OGI will lease the entire 286,652 square feet of space from the new owner for $3.5 million a year, with annual rent increases, OHSU spokesman Jonathan Modie said.
The school is now faced with the obligation to sublease its surplus space to help satisfy the new lease payments. But agreeing to the lease helped fetch a high price for the campus in a frothy environment for commercial real estate.
Having the university, with its investment-grade credit rating, lease the entire campus helped attract interest from about 10 serious potential buyers, said Gary Griff, a broker with Cushman & Wakefield, which represented both the buyer and the seller.
"You're looking at both the creditworthiness of the tenant and the underlying real estate, as opposed to just the underlying real estate," Griff said.
The OGI property includes about 12 acres of developable land among the 40-acre campus, Griff said.
"The capital markets and many institutional buyers are looking for this type of opportunity," Griff said. "You have a credit tenant and some upside in the future for new development."
Wakefield Capital, a joint venture of NorthStar Realty Finance Corp. and Chain Bridge Capital, is not related to Cushman & Wakefield.
OGI's Thompson said the school already is in talks with a pharmaceutical company and an OHSU spinoff as potential tenants.
Northwest Technology Ventures, a venture capital firm specializing in early stage startups, recently became OGI's first tenant in the Bronson Creek Building.
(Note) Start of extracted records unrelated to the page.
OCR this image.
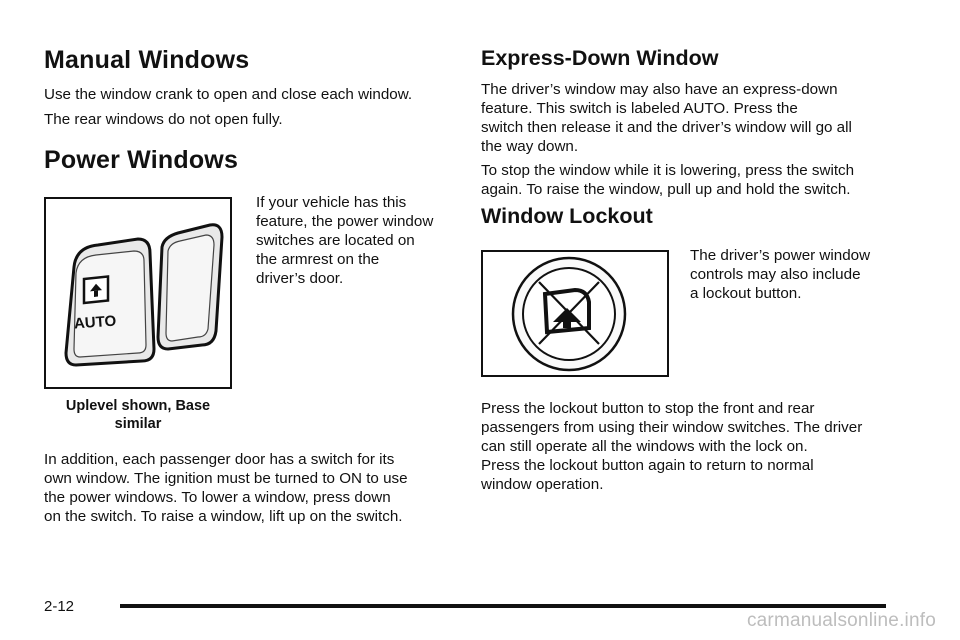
Manual Windows

Use the window crank to open and close each window.

The rear windows do not open fully.

Power Windows
AUTO

If your vehicle has this
feature, the power window
switches are located on
the armrest on the
driver’s door.

Uplevel shown, Base
similar

In addition, each passenger door has a switch for its
own window. The ignition must be turned to ON to use
the power windows. To lower a window, press down
on the switch. To raise a window, lift up on the switch.

Express-Down Window

The driver’s window may also have an express-down
feature. This switch is labeled AUTO. Press the
switch then release it and the driver’s window will go all
the way down.

To stop the window while it is lowering, press the switch
again. To raise the window, pull up and hold the switch.

Window Lockout

The driver’s power window
controls may also include
a lockout button.

Press the lockout button to stop the front and rear
passengers from using their window switches. The driver
can still operate all the windows with the lock on.
Press the lockout button again to return to normal
window operation.

2-12
carmanualsonline.info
Managing Director Gordon Hoffman said the firm was looking to escape from Portland and Multnomah County business taxes and locate close to high-tech firms.
"I'm glad OGI's opening up the campus," Hoffman said. "There are a lot of facilities there, and it's a very collegial environment. A good place for startups."
OGI has located its school of biomedical engineering in the Center for Health & Healing, OHSU's first building in the South Waterfront. The bulk of OGI is expected to relocate with the pharmacy, nursing and other schools in 19 acres known as the Schnitzer Campus, between the Ross Island Bridge and the Marquam Bridge.
OGI hopes to move to the Schnitzer campus in five to seven years, Thompson said.
OHSU is still trying to figure out what it wants to build on the campus, which could have at least 2 million square feet of development under current zoning, said Mark Williams, OHSU's South Waterfront project director.
"We expect to see a student-centered campus that will represent a truly collaborative learning process that is interdisciplinary and integrated with the environment and the community," Williams said.